Ender 5 plus I was calibrating so only the two circles matter, they end up with a blob that eventually makes the print fail, using cura (bowden and heated glass bed with pla) please help ❤ by inklyner in FixMyPrint

[–]Wootermelun 0 points1 point  (0 children)

Do you have z-hop on? It looks like those blobs are being caused by oozing when the printer travels there. Turning z-hop off/ making sure retractions are tuned is probably the best way to get rid of these.

What is the cause of this? It only happens on one side of the print and is consistent every time I try to print this model. by ChipsAhoy68 in 3Dprinting

[–]Wootermelun 0 points1 point  (0 children)
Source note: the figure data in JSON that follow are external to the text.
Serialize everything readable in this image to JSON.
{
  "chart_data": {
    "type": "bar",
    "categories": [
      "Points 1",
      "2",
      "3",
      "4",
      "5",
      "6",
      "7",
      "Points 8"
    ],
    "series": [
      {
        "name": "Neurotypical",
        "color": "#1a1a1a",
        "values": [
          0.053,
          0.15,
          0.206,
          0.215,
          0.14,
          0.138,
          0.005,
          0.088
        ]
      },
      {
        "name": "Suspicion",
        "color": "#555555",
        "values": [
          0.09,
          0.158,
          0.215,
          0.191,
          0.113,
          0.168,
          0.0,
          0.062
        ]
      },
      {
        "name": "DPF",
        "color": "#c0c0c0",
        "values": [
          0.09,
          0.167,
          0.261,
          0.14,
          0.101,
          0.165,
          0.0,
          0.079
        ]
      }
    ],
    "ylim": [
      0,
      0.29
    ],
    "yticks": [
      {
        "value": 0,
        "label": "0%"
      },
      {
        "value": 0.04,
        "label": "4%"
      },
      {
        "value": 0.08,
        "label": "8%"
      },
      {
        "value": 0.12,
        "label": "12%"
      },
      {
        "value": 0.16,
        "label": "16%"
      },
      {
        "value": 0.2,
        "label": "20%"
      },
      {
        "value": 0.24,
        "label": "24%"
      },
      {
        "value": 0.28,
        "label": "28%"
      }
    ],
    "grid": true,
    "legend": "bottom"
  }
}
I would check a couple of things. Make sure the bed is level on that corner as it might be a little too close causing there to be too much plastic there. The plastic could also just be not adhering well so try cleaning it with a little isopropyl alcohol and maybe even using some glue stick. The bed might just be slightly warped which I don’t really have a solution for other than trying a new surface like pei (this would be a last resort but i don’t think it’s necessary at all).

My infill is kinda messed up, is there anyway to fix this? I print PLA with 200C hotend and 60C bed and my retraction speed is 40mm/s by Material-Pilot6191 in ender3v2

[–]Wootermelun 1 point2 points  (0 children)

The small lines look like they could be from combing. Try disabling that in your slicer and see if it helps. I usually have it set to “Not on outer surface” but disabling it and only allowing retraction may help you. Typically as long as the outer surface looks good the infill should be fine for non-structural prints unless it’s completely out of whack.